Friday, May 02, 2008

Dignity In Death

Death is not to be feared. In fact, if there’s anything people should fear, it’s the indignities other people will put their bodies through after they’re dead. I mean, just dying and rotting on the pavement is pretty much the most dignified way for the body to be treated.

While this may sound unusual, consider the myriad other undignified ways for people be treated post-mortem. In many modern countries, there's embalming. Maybe being spiced and wrapped up in bandages like a sausage is out of fashion today. Instead, they'd rather flush the innards and replace the blood with preservative (much like a sausage), then burn (like a sausage) or bury the lot. Let's consider the bbq they call cremation: It's basically a grill that overdoes the bodies to the extent that they're quite unusable for anything but fertilizer. It's not even edible anymore.

Then we have burial. With or without embalming, they basically toss dirt over the body because it's too shameful to be shown in public for extended periods of time. Of course, exceptions occur when the embalmed body is displayed like a choice buy otherwise inedible sausage. Burial without embalming? The body becomes worm food, then perhaps dug up to be bbq'ed when they find that the cemetery is really sitting on a bit of choice land. Talk about a double whammy.
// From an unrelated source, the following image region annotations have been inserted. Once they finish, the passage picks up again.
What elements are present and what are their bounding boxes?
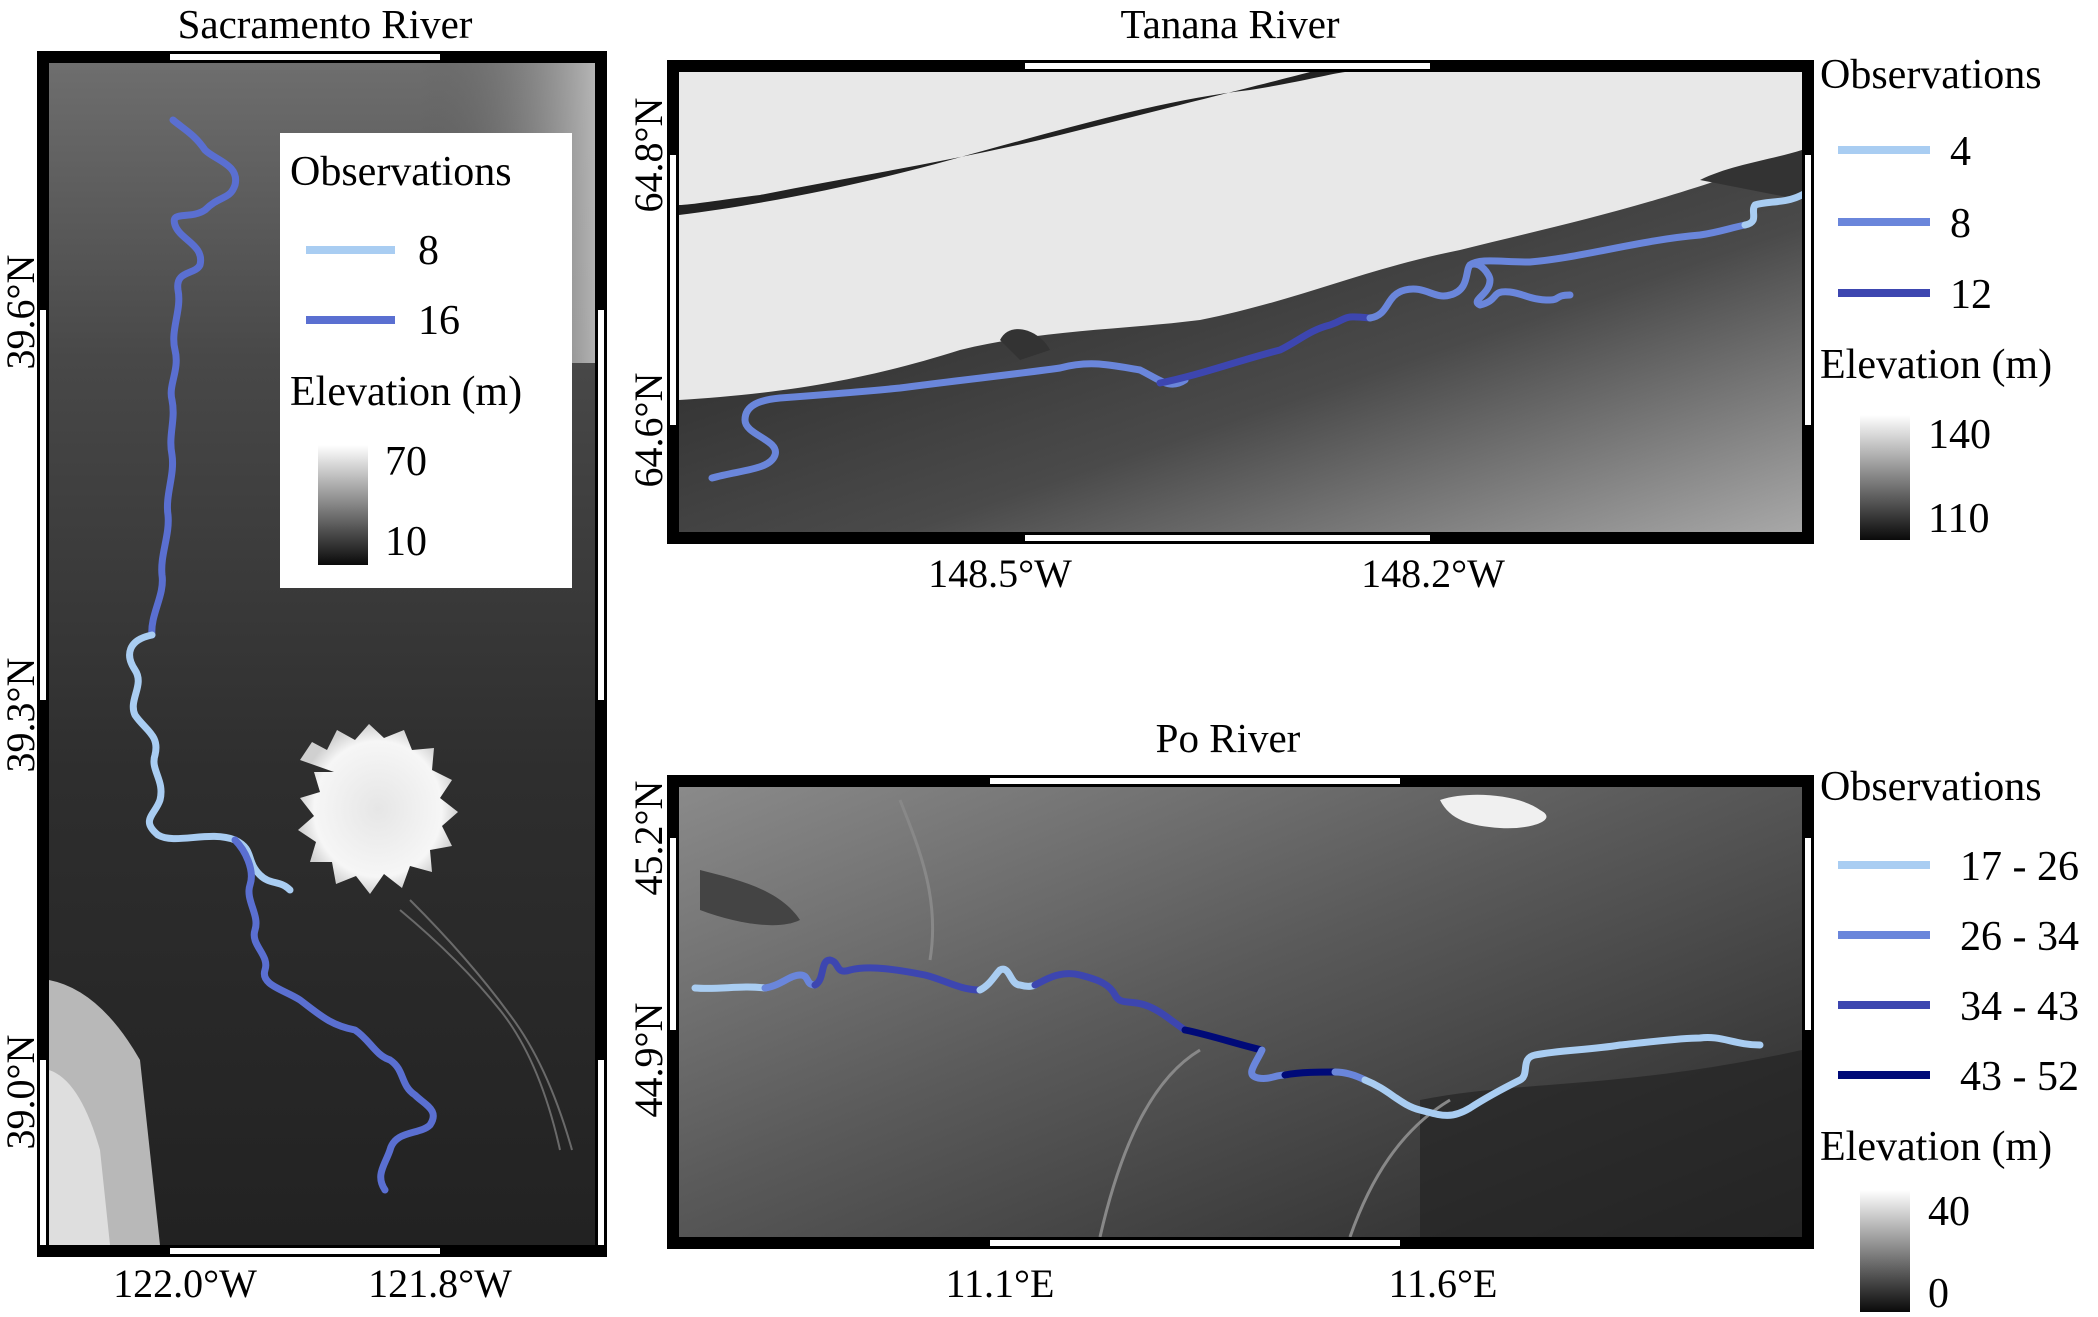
po-elev-max: 40 xyxy=(1928,1189,1970,1235)
sacramento-obs-title: Observations xyxy=(290,149,512,195)
tanana-elev-title: Elevation (m) xyxy=(1820,342,2052,388)
sacramento-panel: Sacramento River 122.0°W 121.8°W 3 xyxy=(0,1,607,1306)
tanana-lon-tick-2: 148.2°W xyxy=(1361,551,1505,596)
tanana-legend-label-1: 4 xyxy=(1950,129,1971,175)
po-river-segment-43-52a xyxy=(1181,1026,1266,1054)
sacramento-legend-label-2: 16 xyxy=(418,298,460,344)
tanana-river-segment-8b xyxy=(1366,260,1574,322)
po-obs-title: Observations xyxy=(1820,764,2042,810)
po-lat-tick-2: 44.9°N xyxy=(626,1003,671,1118)
po-river-segment-43-52b xyxy=(1281,1068,1339,1079)
sacramento-legend: Observations 8 16 Elevation (m) 70 10 xyxy=(280,133,572,588)
po-title: Po River xyxy=(1156,715,1301,761)
tanana-river-segment-4 xyxy=(1741,190,1802,229)
po-legend: Observations 17 - 26 26 - 34 34 - 43 43 … xyxy=(1820,764,2079,1317)
tanana-lat-tick-1: 64.8°N xyxy=(626,98,671,213)
sacramento-elev-min: 10 xyxy=(385,519,427,565)
sacramento-lon-tick-1: 122.0°W xyxy=(113,1261,257,1306)
po-frame xyxy=(667,775,1814,1249)
po-lon-tick-2: 11.6°E xyxy=(1389,1261,1498,1306)
sacramento-frame xyxy=(37,51,607,1257)
po-lat-tick-1: 45.2°N xyxy=(626,781,671,896)
tanana-obs-title: Observations xyxy=(1820,52,2042,98)
po-river-segment-26-34b xyxy=(1248,1046,1289,1082)
tanana-panel: Tanana River 148.5°W 148.2°W 64.8°N 64.6… xyxy=(626,1,2052,596)
po-lon-tick-1: 11.1°E xyxy=(946,1261,1055,1306)
po-river-segment-17-26c xyxy=(1361,1033,1764,1119)
tanana-elev-max: 140 xyxy=(1928,412,1991,458)
po-legend-label-3: 34 - 43 xyxy=(1960,984,2079,1030)
tanana-river-segment-12a xyxy=(1156,313,1374,387)
sacramento-river-segment-16b xyxy=(231,836,437,1194)
sacramento-lon-tick-2: 121.8°W xyxy=(368,1261,512,1306)
po-map xyxy=(679,787,1802,1237)
tanana-elevation-colorbar xyxy=(1860,415,1910,540)
po-panel: Po River 11. xyxy=(626,715,2079,1317)
tanana-title: Tanana River xyxy=(1120,1,1339,47)
po-elev-min: 0 xyxy=(1928,1271,1949,1317)
po-river-segment-34-43b xyxy=(1031,970,1189,1034)
tanana-legend-label-2: 8 xyxy=(1950,201,1971,247)
sutter-buttes xyxy=(298,724,458,894)
tanana-lat-tick-2: 64.6°N xyxy=(626,373,671,488)
sacramento-elev-title: Elevation (m) xyxy=(290,369,522,415)
po-river-segment-17-26b xyxy=(976,965,1039,994)
sacramento-title: Sacramento River xyxy=(178,1,473,47)
po-river-segment-26-34a xyxy=(761,971,819,992)
sacramento-legend-label-1: 8 xyxy=(418,228,439,274)
po-river-segment-17-26a xyxy=(691,983,769,992)
sacramento-elevation-colorbar xyxy=(318,445,368,565)
tanana-river-segment-8a xyxy=(708,360,1189,482)
tanana-legend-label-3: 12 xyxy=(1950,272,1992,318)
po-river-segment-34-43a xyxy=(811,956,984,994)
po-legend-label-2: 26 - 34 xyxy=(1960,914,2079,960)
sacramento-elev-max: 70 xyxy=(385,439,427,485)
sacramento-river-segment-16 xyxy=(148,116,240,639)
tanana-lon-tick-1: 148.5°W xyxy=(928,551,1072,596)
po-legend-label-4: 43 - 52 xyxy=(1960,1054,2079,1100)
sacramento-lat-tick-1: 39.6°N xyxy=(0,255,43,370)
tanana-elev-min: 110 xyxy=(1928,496,1989,542)
tanana-river-segment-8c xyxy=(1466,221,1749,269)
sacramento-lat-tick-3: 39.0°N xyxy=(0,1035,43,1150)
sacramento-lat-tick-2: 39.3°N xyxy=(0,658,43,773)
po-elev-title: Elevation (m) xyxy=(1820,1124,2052,1170)
tanana-frame xyxy=(667,60,1814,544)
tanana-map xyxy=(679,72,1802,532)
po-legend-label-1: 17 - 26 xyxy=(1960,844,2079,890)
po-elevation-colorbar xyxy=(1860,1190,1910,1312)
tanana-legend: Observations 4 8 12 Elevation (m) 140 11… xyxy=(1820,52,2052,542)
A marginally more dignified treatment would be for the body to be eaten. After all, it's slightly better to be non-worm food than worm food. One becomes poo, after all. But at least the body goes directly towards nourishing stuff without turning to mush that stinks the place up, and, in some cases, this act is done with some degree of reverence. Worm food ultimately becomes worm poo anyway.

Now, how about being left where one died? Granted, it's not dignified either, but at least the body is not subjected to weird treatments. Of course, given this logic, I can only conclude that those who sensibly fear death do not really fear what comes after in the sense of the afterlife, but what others would do with the inert body afterwards.